Seit vielen Jahren beteiligt sich die DFB-Stiftung Sepp Herberger monatlich an den entstehenden Kosten. Die eingesetzten Mittel stammen dabei direkt aus dem hinterlassenen Vermögen von Eva und Sepp Herberger. Die Hilfe für Fußballer in Not haben die Eheleute zum primären Verwendungszweck ihres Vermögens gemacht, das separat vom übrigen Stiftungsvermögen verwaltet wird.

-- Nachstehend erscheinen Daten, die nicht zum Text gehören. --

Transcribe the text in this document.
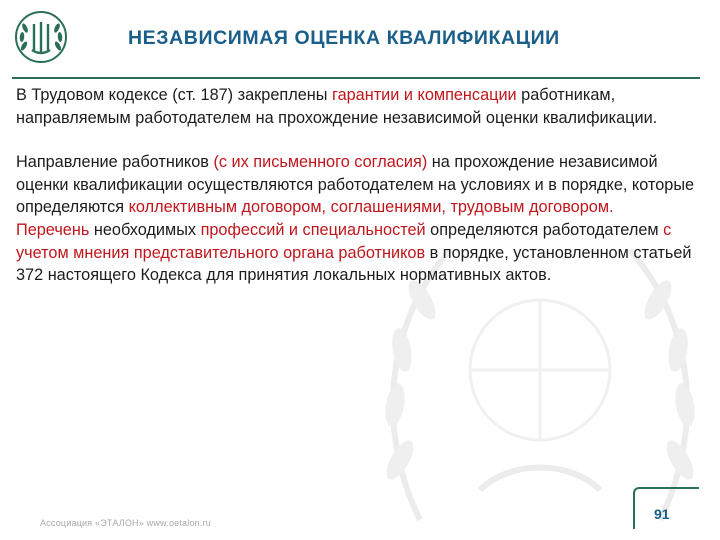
НЕЗАВИСИМАЯ ОЦЕНКА КВАЛИФИКАЦИИ

В Трудовом кодексе (ст. 187) закреплены гарантии и компенсации работникам, направляемым работодателем на прохождение независимой оценки квалификации.

Направление работников (с их письменного согласия) на прохождение независимой оценки квалификации осуществляются работодателем на условиях и в порядке, которые определяются коллективным договором, соглашениями, трудовым договором.

Перечень необходимых профессий и специальностей определяются работодателем с учетом мнения представительного органа работников в порядке, установленном статьей 372 настоящего Кодекса для принятия локальных нормативных актов.

Ассоциация «ЭТАЛОН» www.oetalon.ru
91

Für die Familie Schewes ist das eine wichtige Unterstützung. Sie haben ihr Schicksal angenommen. Sie beklagen sich nicht darüber, sie machen es gerne. Denn sie sehen die Fortschritte, die ihr Sohn macht. Tag für Tag. Woche für Woche. Monat für Monat. Jahr für Jahr. Ständig. Er kann sich schon wieder gut unterhalten.

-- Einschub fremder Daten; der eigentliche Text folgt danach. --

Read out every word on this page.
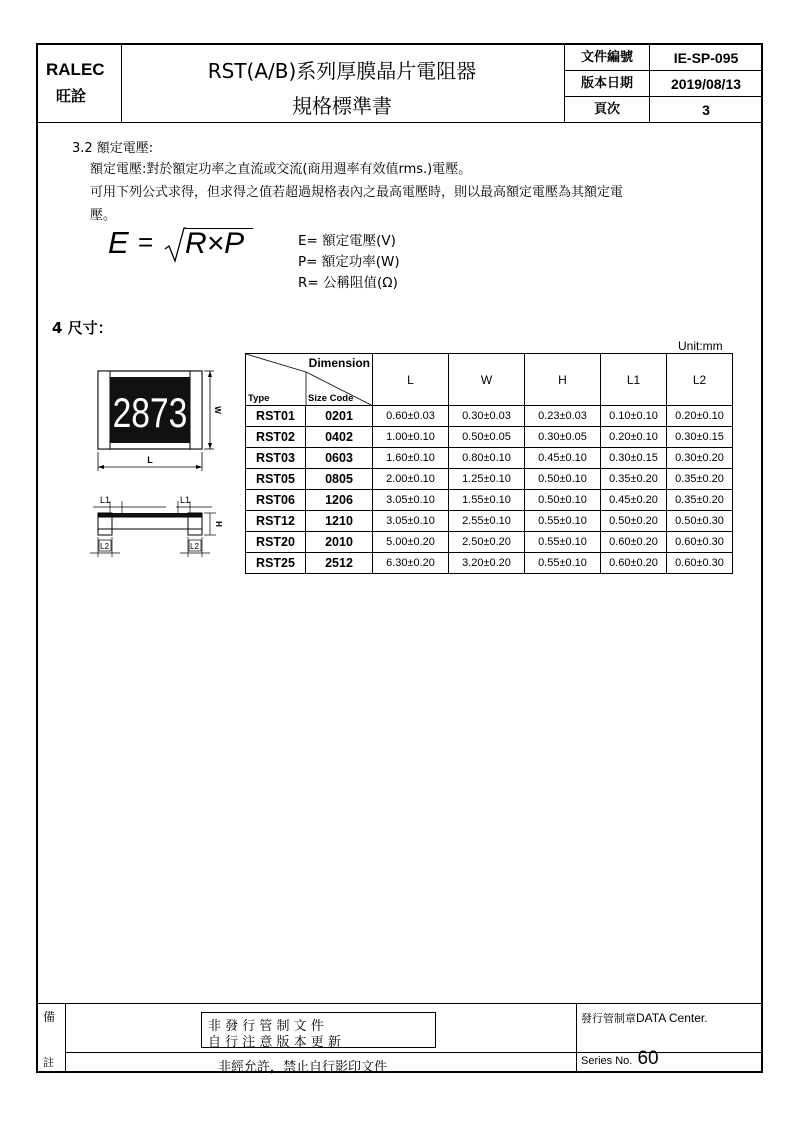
RALEC
旺詮
RST(A/B)系列厚膜晶片電阻器
規格標準書
文件編號	IE-SP-095
版本日期	2019/08/13
頁次	3
3.2 額定電壓:
額定電壓:對於額定功率之直流或交流(商用週率有效值rms.)電壓。
可用下列公式求得，但求得之值若超過規格表內之最高電壓時，則以最高額定電壓為其額定電
壓。
E = R×P	E= 額定電壓(V)
P= 額定功率(W)
R= 公稱阻值(Ω)
4 尺寸：
2873	W
L
L1	L1
H
L2	L2
Unit:mm
Dimension
Type Size Code		L	W	H	L1	L2
RST01	0201	0.60±0.03	0.30±0.03	0.23±0.03	0.10±0.10	0.20±0.10
RST02	0402	1.00±0.10	0.50±0.05	0.30±0.05	0.20±0.10	0.30±0.15
RST03	0603	1.60±0.10	0.80±0.10	0.45±0.10	0.30±0.15	0.30±0.20
RST05	0805	2.00±0.10	1.25±0.10	0.50±0.10	0.35±0.20	0.35±0.20
RST06	1206	3.05±0.10	1.55±0.10	0.50±0.10	0.45±0.20	0.35±0.20
RST12	1210	3.05±0.10	2.55±0.10	0.55±0.10	0.50±0.20	0.50±0.30
RST20	2010	5.00±0.20	2.50±0.20	0.55±0.10	0.60±0.20	0.60±0.30
RST25	2512	6.30±0.20	3.20±0.20	0.55±0.10	0.60±0.20	0.60±0.30
備
註
非 發 行 管 制 文 件
自 行 注 意 版 本 更 新
非經允許，禁止自行影印文件
發行管制章DATA Center.
Series No. 60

Sein Geist ist wach. Manchmal sind seine Gedanken schneller als seine Aussprache, dann muss er gebremst werden. Jannik muss in solchen Momenten über sich selbst schmunzeln. Er ist immer gut gelaunt, immer motiviert, immer lernwillig. Manchmal fragt man sich, woher dieser Antrieb kommt. "Ich bin gläubig", sagt er. "Gott hat mir diese Aufgabe gestellt und ich möchte sie lösen. Ich weiß nicht, warum er das gemacht hat. Aber das spielt für mich auch keine Rolle."

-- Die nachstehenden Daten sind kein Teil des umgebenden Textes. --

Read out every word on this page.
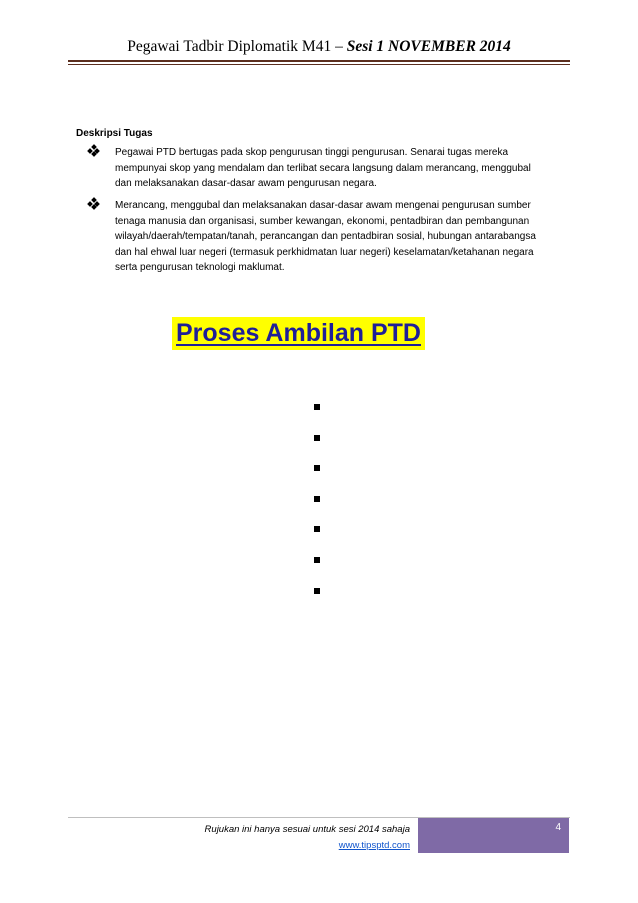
Pegawai Tadbir Diplomatik M41 – Sesi 1 NOVEMBER 2014
Deskripsi Tugas
Pegawai PTD bertugas pada skop pengurusan tinggi pengurusan. Senarai tugas mereka mempunyai skop yang mendalam dan terlibat secara langsung dalam merancang, menggubal dan melaksanakan dasar-dasar awam pengurusan negara.
Merancang, menggubal dan melaksanakan dasar-dasar awam mengenai pengurusan sumber tenaga manusia dan organisasi, sumber kewangan, ekonomi, pentadbiran dan pembangunan wilayah/daerah/tempatan/tanah, perancangan dan pentadbiran sosial, hubungan antarabangsa dan hal ehwal luar negeri (termasuk perkhidmatan luar negeri) keselamatan/ketahanan negara serta pengurusan teknologi maklumat.
Proses Ambilan PTD
Rujukan ini hanya sesuai untuk sesi 2014 sahaja
www.tipsptd.com
4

Die Fußballfamilie hält zusammen

Für Jannik ist es extrem wichtig, dass seine Freunde von damals auch heute noch zu ihm halten. Er gehört dazu, er ist einer von ihnen. Sonntags rollt er zum Sportplatz des SV Altheim und schaut sich das Spiel seiner früheren Mannschaftskollegen an. Wenn sie gewinnen, holen sie ihn auf den Platz und freuen sich zusammen mit ihm. Als Jannik vor einiger Zeit seinen 23. Geburtstag gefeiert hat, waren sie auch alle da. Es war ein rauschendes Fest. Laute Musik. Bis drei Uhr nachts, vielleicht sogar bis vier Uhr. So, wie es sich gehört. "Wir haben auch etwas Alkohol getrunken", sagt Jannik hinter vorgehaltener Hand. Wenn er daran denkt, muss er wieder schmunzeln. Dann kommt der Schelm in ihm durch. Man merkt deutlich, dass die Fußballfamilie ihn nicht vergessen hat. Das gibt Sicherheit, das treibt ihn an.

Jannik ist zu Recht stolz auf seine Fortschritte. "Schaut mal, ich kann auch schon einige Schritte laufen", ruft er plötzlich in die Runde. Sein Vater hilft ihm dann aus dem Rollstuhl und stützt ihn etwas. Jeder kleine Schritt ist ein großer Kraftakt für ihn, jeder kleine Schritt ist ein großes Wunder. Er kann noch nicht alleine gehen. Aber er will das unbedingt schaffen. "Das ist mein nächstes ganz großes Ziel", betont er. Er hat gerade erst die Startlinie überquert und die gesamte Strecke noch vor sich. Ein Marathon ist im Gegensatz dazu eine Sprintdisziplin. Aber Jannik hat schon jetzt so viel erreicht, dass ihm auch das absolut zuzutrauen ist. Er ist dem Tod von der Schippe gesprungen. Er steht zwar noch nicht wieder stabil und eigenständig auf seinen beiden Beinen, aber er steht dennoch schon längst wieder mitten im Leben. Im Leben innerhalb seiner Familie und der Fußballgemeinschaft.